How to Use Exercise as One of Your Leadership Tools in 2021

Exercise an important tool in a leader’s toolbox. Exercise increases the longevity of the leader. Exercise helps the leader fight stress and anxiety to be emotionally healthy for people he or she leads. Exercise helps the leader sleep better at night. Exercise increases the leader’s energy and mental acuity. Exercise helps the leader develop mental grit and perseverance as the leader learns he or she can keep going when feelings are telling the leader to quit.

For the past decade, exercise has been an important tool for me. Not because I am trying to look a certain way (I am not), but because I have learned the mental and energy benefits of exercise. On a normal week, I will exercise between seven and 10 hours. That includes walks with Kaye, mountain-biking and lifting weights. When I don’t exercise, I notice within a few days. My frustration tends to rise and I feel sluggish.

Here are five lessons I have learned about establishing and keeping an exercise rhythm.

 1. Find something you enjoy or people you enjoy exercising with.

When you engage in a sport you enjoy, the time goes by so much faster. In some ways, it does not even feel like exercise. This is one reason I love Southern California so much. There are so many amazing things to do. The same is true if you enjoy the people you are with. I don’t really like walking that much, but I love being with Kaye, so that time doesn’t feel like exercise either.

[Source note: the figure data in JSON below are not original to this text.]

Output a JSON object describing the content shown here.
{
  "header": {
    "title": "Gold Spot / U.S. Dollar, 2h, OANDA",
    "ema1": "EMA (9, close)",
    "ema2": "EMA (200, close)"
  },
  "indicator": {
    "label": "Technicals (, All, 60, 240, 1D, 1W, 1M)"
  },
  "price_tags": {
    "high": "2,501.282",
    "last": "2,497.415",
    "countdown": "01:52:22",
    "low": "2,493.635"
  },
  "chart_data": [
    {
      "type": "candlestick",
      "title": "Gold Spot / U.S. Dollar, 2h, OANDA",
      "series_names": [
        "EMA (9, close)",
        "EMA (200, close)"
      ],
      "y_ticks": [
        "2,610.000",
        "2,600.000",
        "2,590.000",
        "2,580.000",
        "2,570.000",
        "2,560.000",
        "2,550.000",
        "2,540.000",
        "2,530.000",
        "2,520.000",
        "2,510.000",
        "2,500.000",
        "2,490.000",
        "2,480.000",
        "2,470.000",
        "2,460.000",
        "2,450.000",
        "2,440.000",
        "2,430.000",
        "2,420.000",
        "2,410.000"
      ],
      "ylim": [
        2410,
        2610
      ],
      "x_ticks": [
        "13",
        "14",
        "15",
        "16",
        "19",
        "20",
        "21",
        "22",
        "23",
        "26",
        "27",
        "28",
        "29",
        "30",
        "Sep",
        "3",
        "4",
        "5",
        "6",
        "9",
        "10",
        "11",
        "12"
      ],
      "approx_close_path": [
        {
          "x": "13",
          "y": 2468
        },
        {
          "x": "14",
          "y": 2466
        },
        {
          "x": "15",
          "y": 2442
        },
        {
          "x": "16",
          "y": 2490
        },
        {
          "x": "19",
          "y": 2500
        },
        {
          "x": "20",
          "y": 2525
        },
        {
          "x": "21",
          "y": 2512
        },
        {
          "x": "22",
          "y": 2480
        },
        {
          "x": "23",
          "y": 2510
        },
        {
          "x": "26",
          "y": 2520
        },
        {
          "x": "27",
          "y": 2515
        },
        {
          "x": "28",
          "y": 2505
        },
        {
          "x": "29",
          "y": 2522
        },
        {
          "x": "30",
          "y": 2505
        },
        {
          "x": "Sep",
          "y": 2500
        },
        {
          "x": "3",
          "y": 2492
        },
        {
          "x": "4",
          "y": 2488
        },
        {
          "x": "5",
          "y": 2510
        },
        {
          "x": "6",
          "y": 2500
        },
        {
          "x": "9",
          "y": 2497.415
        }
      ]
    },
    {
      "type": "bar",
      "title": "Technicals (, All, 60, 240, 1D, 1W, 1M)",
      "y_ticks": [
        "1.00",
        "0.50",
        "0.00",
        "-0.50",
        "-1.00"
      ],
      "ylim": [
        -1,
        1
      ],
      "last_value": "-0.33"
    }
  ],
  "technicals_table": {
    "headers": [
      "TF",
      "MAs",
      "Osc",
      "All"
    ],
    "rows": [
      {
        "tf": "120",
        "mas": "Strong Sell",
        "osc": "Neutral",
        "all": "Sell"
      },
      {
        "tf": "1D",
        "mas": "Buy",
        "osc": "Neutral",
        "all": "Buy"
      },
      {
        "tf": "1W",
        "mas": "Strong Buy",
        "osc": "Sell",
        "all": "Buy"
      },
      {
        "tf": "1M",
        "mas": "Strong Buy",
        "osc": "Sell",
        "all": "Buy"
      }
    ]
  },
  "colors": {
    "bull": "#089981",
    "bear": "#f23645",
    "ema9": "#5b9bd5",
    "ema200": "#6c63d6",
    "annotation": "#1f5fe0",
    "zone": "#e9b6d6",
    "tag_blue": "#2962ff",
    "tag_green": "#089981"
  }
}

2. Do something you don’t enjoy too.

I am sure some people don’t agree with this, but my thinking is that by doing something you don’t enjoy, you train your mind to keep going even when you don’t feel like it. I don’t really like lifting weights, but every time I go into the garage to lift, I am training my mind to keep going.

 3. Schedule your exercise each week.

Each week I will map out my plan for exercise in the note section on my phone. For years basketball was part of my plan, and I hope to add it back soon. But for now, the plan is mainly lifting weights, walking, mountain biking and sometimes road biking and paddle boarding. Setting the plan each week also dictates how early I will need to wake up on certain days and what Kaye and I will do on my day off.

Here was last week’s plan:

 4. Use your exercise time for other important moments too.

You may be thinking, “That is a lot of time!” It is, but the time is also used for more than one purpose. I walk with Kaye and enjoy that time with her. I mountain bike with friends (have planned worship services on a mountain bike) or use that time to pray through my upcoming sermon and for the people I will be preaching to. I listen to sermons while I lift weights. Rarely do I just exercise. Exercise is coupled with something else important.

 5. Start again when you stumble.

This is another reason I believe exercise actions are more important than exercise aspirations. If you fall behind in your goal, you can get demotivated and give up. If you are more focused on the right rhythms, then you can just start again when you stumble. Some weeks my exercise plan gets completely blown up. It is not good and I feel it, but it happens. Start again next week.

Reading has been an important tool in my leadership toolbox. Community with other leaders I trust and respect has been important. But exercise has been too. It is a gift, and I am grateful the Lord has given it.